Анн Бренон
(Рисунки Жан-Клод Пертюзе)
Крестовый поход словом
Переходя от проповедей к полемике, Римская Церковь прежде всего начала свою борьбу против еретиков словами, и даже вступила с ними в диалог, накал обмена мнениями в котором предвещал накал насилия в будущей войне. Но даже если дошедшие до нас сведения об этих дискуссиях весьма несовершенны, они все равно доказывают бесплодность усилий католических прелатов убедить жителей Средиземноморья не следовать катарской вере.
Конец XII века. Участились теологические диспуты между катарами и католиками, как, например, Гийомом, католическим епископом Альби, и Сикардом, катарским епископом Альбижуа.
К этому периоду относится знаменитый эпизод с книгой, брошенной в пламень святым Домиником.

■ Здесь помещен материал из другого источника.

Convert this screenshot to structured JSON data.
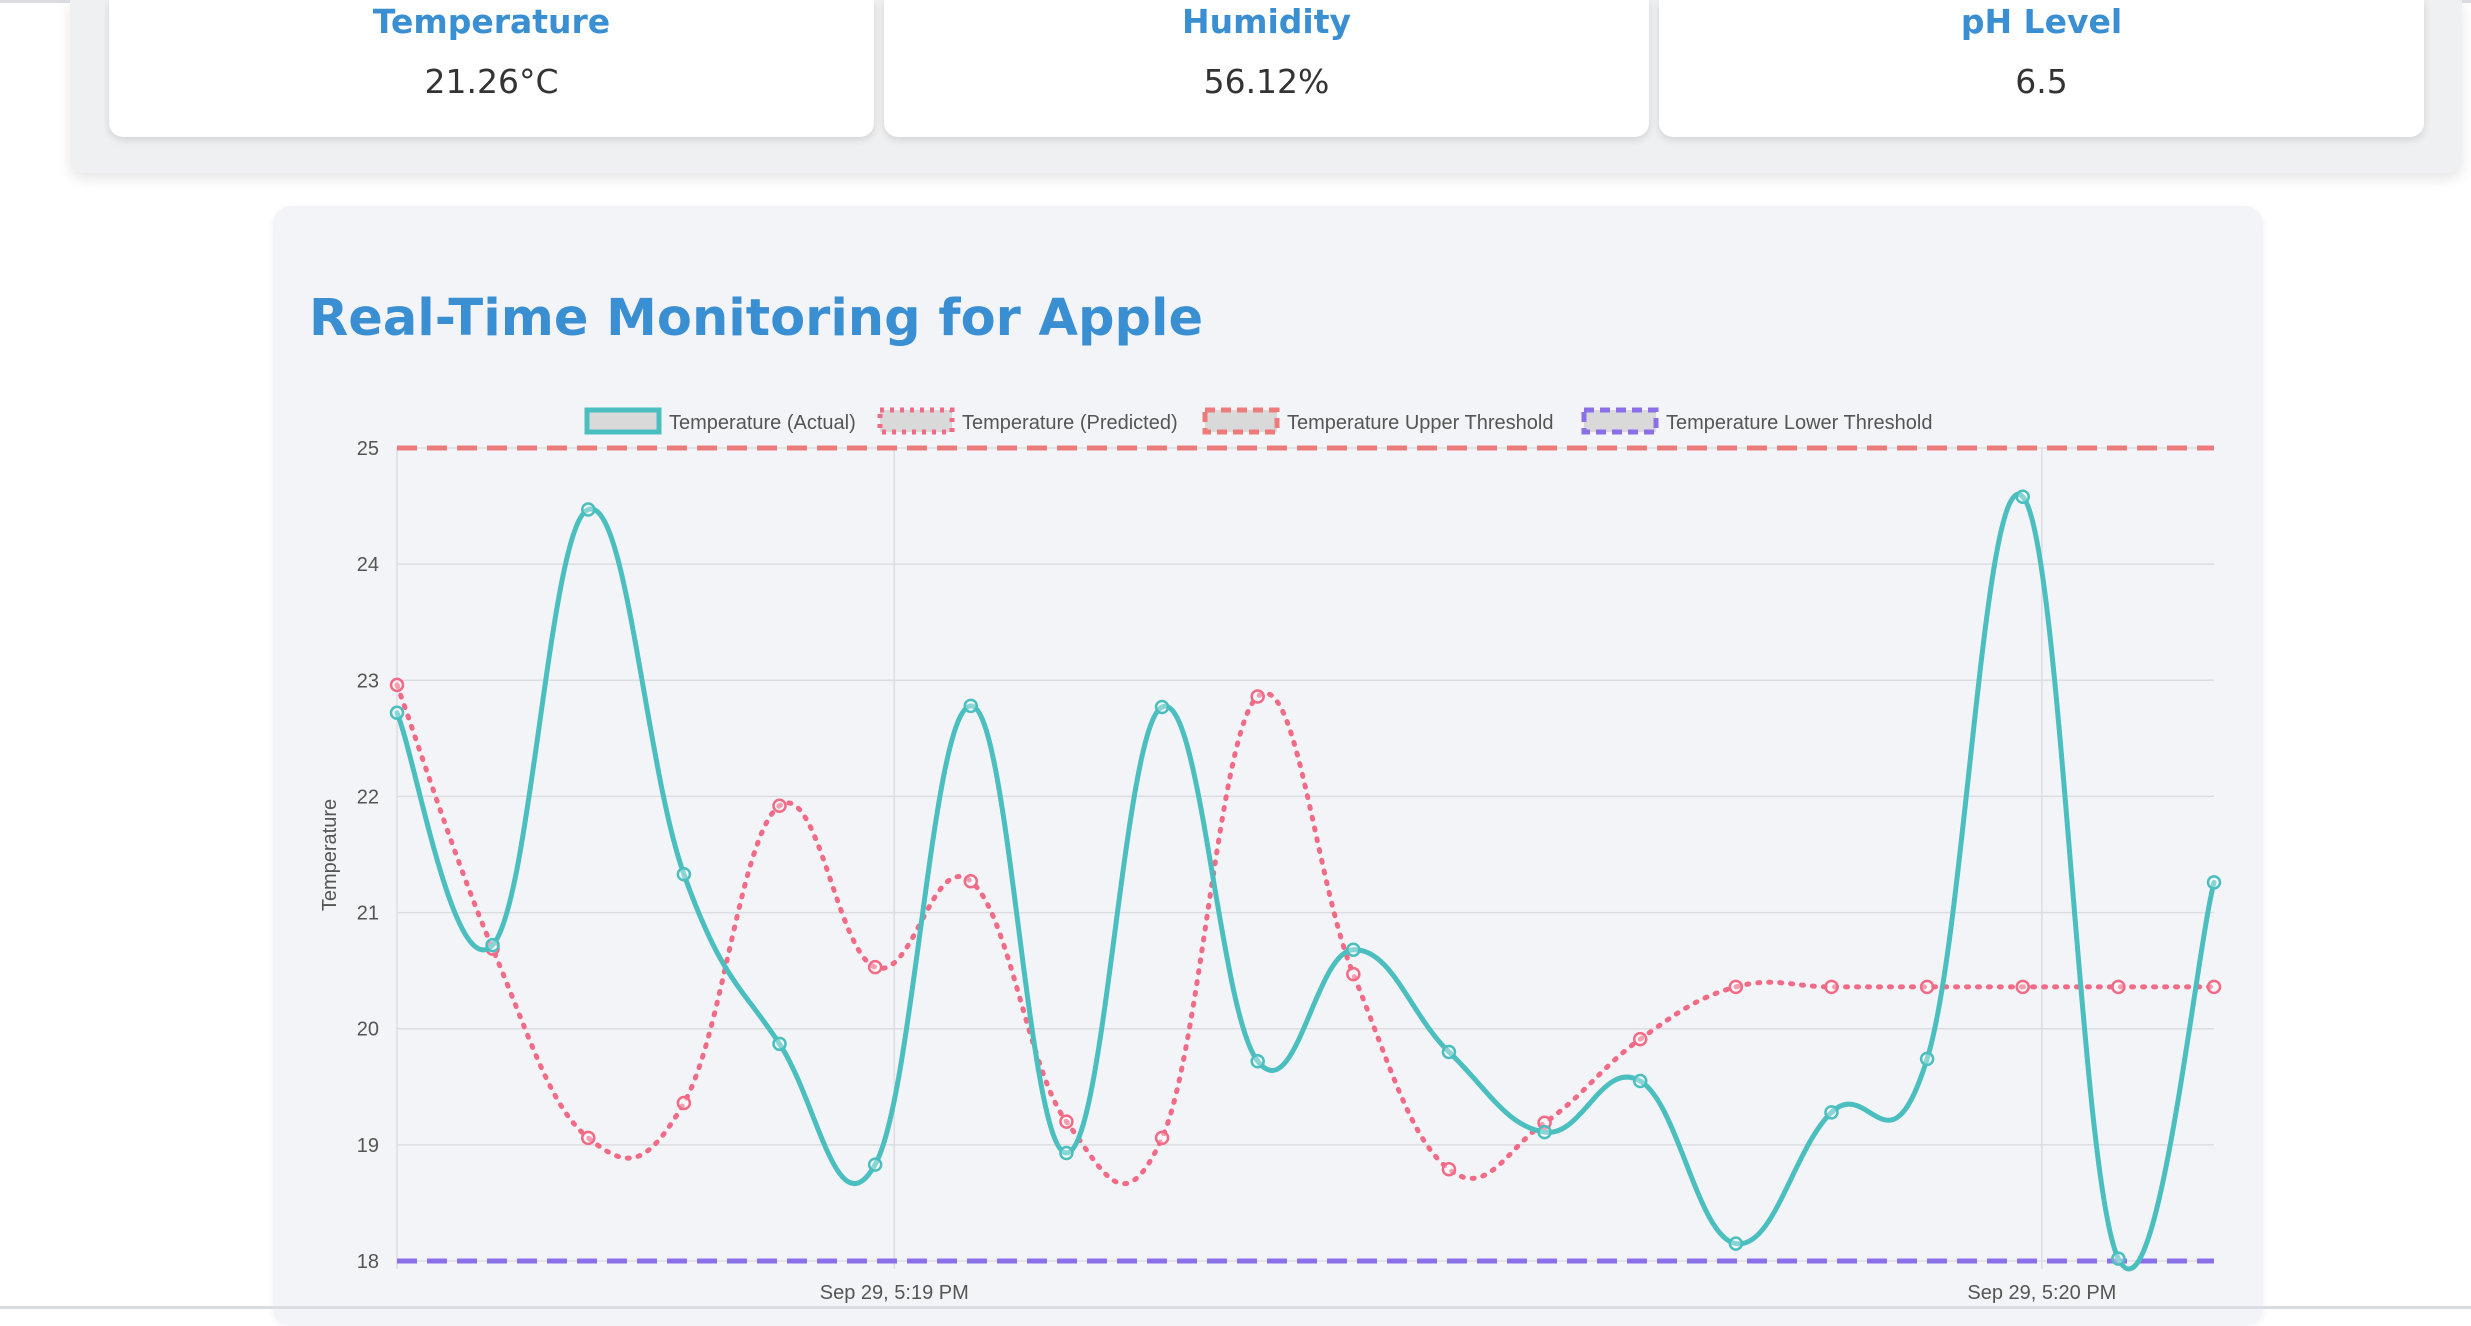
{
  "sensors": [
    {
      "title": "Temperature",
      "value": "21.26°C"
    },
    {
      "title": "Humidity",
      "value": "56.12%"
    },
    {
      "title": "pH Level",
      "value": "6.5"
    }
  ],
  "chart_heading": "Real-Time Monitoring for Apple",
  "colors": {
    "actual": "#4bbfbf",
    "predicted": "#f26b86",
    "upper": "#ee7b7b",
    "lower": "#8b6fe8",
    "grid": "#dcdde2",
    "tick_text": "#555555",
    "heading": "#3a8fd3"
  },
  "chart_data": {
    "type": "line",
    "ylabel": "Temperature",
    "ylim": [
      18,
      25
    ],
    "yticks": [
      18,
      19,
      20,
      21,
      22,
      23,
      24,
      25
    ],
    "x_tick_labels": [
      "Sep 29, 5:19 PM",
      "Sep 29, 5:20 PM"
    ],
    "x_tick_index": [
      5.2,
      17.2
    ],
    "grid": true,
    "legend_position": "top",
    "series": [
      {
        "name": "Temperature (Actual)",
        "style": "solid",
        "markers": true,
        "values": [
          22.72,
          20.72,
          24.47,
          21.33,
          19.87,
          18.83,
          22.78,
          18.93,
          22.77,
          19.72,
          20.68,
          19.8,
          19.11,
          19.55,
          18.15,
          19.28,
          19.74,
          24.58,
          18.02,
          21.26
        ]
      },
      {
        "name": "Temperature (Predicted)",
        "style": "dotted",
        "markers": true,
        "values": [
          22.96,
          20.69,
          19.06,
          19.36,
          21.92,
          20.53,
          21.27,
          19.2,
          19.06,
          22.86,
          20.47,
          18.79,
          19.19,
          19.91,
          20.36,
          20.36,
          20.36,
          20.36,
          20.36,
          20.36
        ]
      },
      {
        "name": "Temperature Upper Threshold",
        "style": "dashed",
        "markers": false,
        "values": [
          25,
          25
        ]
      },
      {
        "name": "Temperature Lower Threshold",
        "style": "dashed",
        "markers": false,
        "values": [
          18,
          18
        ]
      }
    ]
  }
}
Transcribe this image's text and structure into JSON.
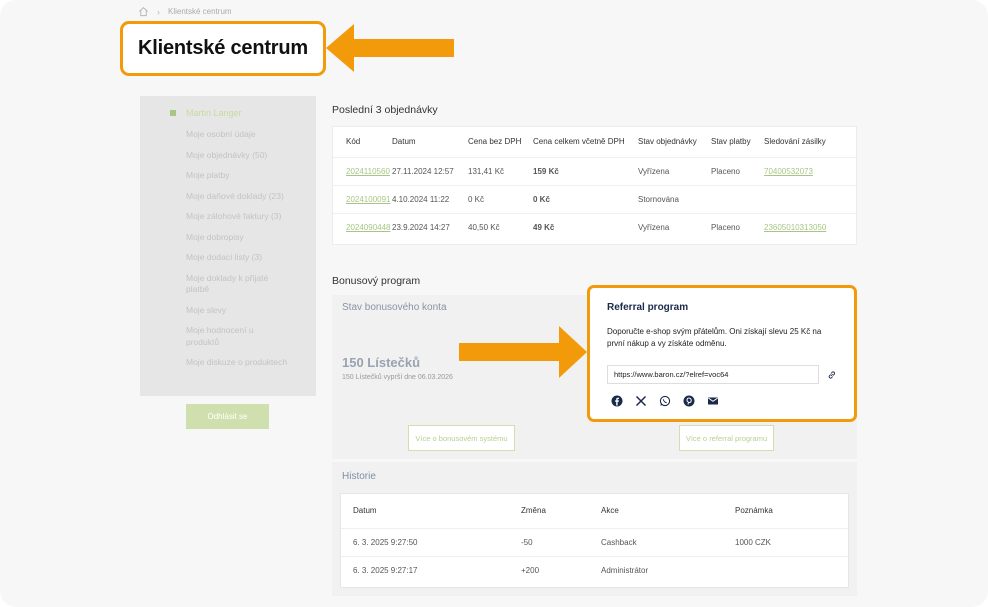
{
  "breadcrumb": {
    "current": "Klientské centrum"
  },
  "page_title": "Klientské centrum",
  "sidebar": {
    "user": "Martin Langer",
    "items": [
      "Moje osobní údaje",
      "Moje objednávky (50)",
      "Moje platby",
      "Moje daňové doklady (23)",
      "Moje zálohové faktury (3)",
      "Moje dobropisy",
      "Moje dodací listy (3)",
      "Moje doklady k přijaté platbě",
      "Moje slevy",
      "Moje hodnocení u produktů",
      "Moje diskuze o produktech"
    ],
    "logout": "Odhlásit se"
  },
  "orders": {
    "title": "Poslední 3 objednávky",
    "headers": [
      "Kód",
      "Datum",
      "Cena bez DPH",
      "Cena celkem včetně DPH",
      "Stav objednávky",
      "Stav platby",
      "Sledování zásilky"
    ],
    "rows": [
      [
        "2024110560",
        "27.11.2024 12:57",
        "131,41 Kč",
        "159 Kč",
        "Vyřízena",
        "Placeno",
        "70400532073"
      ],
      [
        "2024100091",
        "4.10.2024 11:22",
        "0 Kč",
        "0 Kč",
        "Stornována",
        "",
        ""
      ],
      [
        "2024090448",
        "23.9.2024 14:27",
        "40,50 Kč",
        "49 Kč",
        "Vyřízena",
        "Placeno",
        "23605010313050"
      ]
    ]
  },
  "bonus": {
    "section_title": "Bonusový program",
    "account_title": "Stav bonusového konta",
    "balance": "150 Lístečků",
    "expiry": "150 Lístečků vyprší dne 06.03.2026",
    "bonus_button": "Více o bonusovém systému",
    "referral_button": "Více o referral programu"
  },
  "referral": {
    "title": "Referral program",
    "text": "Doporučte e-shop svým přátelům. Oni získají slevu 25 Kč na první nákup a vy získáte odměnu.",
    "url": "https://www.baron.cz/?elref=voc64",
    "share_icons": [
      "facebook-icon",
      "x-icon",
      "whatsapp-icon",
      "pinterest-icon",
      "mail-icon"
    ]
  },
  "history": {
    "title": "Historie",
    "headers": [
      "Datum",
      "Změna",
      "Akce",
      "Poznámka"
    ],
    "rows": [
      [
        "6. 3. 2025 9:27:50",
        "-50",
        "Cashback",
        "1000 CZK"
      ],
      [
        "6. 3. 2025 9:27:17",
        "+200",
        "Administrátor",
        ""
      ]
    ]
  },
  "colors": {
    "highlight": "#f29a0a",
    "accent": "#a9c586"
  }
}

Уже стало традицией представлять крестовый поход против альбигойцев, к которому призвал папа Иннокентий III - поход, хлынувший на Юг весной 1209 года - как грубое, но неизбежное последствие поражения. Мол, Римская Церковь протянула руку катарской ереси, послав миссию проповедников, с целью привести заблудших овец в овчарню исключительно силой убеждения, но не вышло. Действительно, группа цистерцианских легатов, которым папа доверил эту важную миссию, обошла весь Лангедок, от Тулузы до Монпелье, между 1203 и первыми днями 1208 года. Легаты проповедовали против ереси жителям бургад и сел, имея только власть отлучать и налагать интердикт. Но иногда, во время публичных дискуссий, они вынуждены были встречаться именно со своими противниками, которых они называли ересиархами, то есть, катарскими клириками и теологами. Это была глубинная конфронтация между двумя соперничающими Церквями, но, к сожалению, мы располагаем об этом только сведениями, представляющими точку зрения хронистов крестового похода - Пьера де Во де Серне и Гийома Пьюлоранского. Фактически, это очень краткие выдержки, исходящие, к тому же, от победителей в военной схватке. В основном они посвящены восхвалению сторонников папы, хотя даже из данных источников видно, сколь малым успехом увенчалась эта попытка отвоевания душ - ведь еретики продолжали упорствовать в своих заблуждениях.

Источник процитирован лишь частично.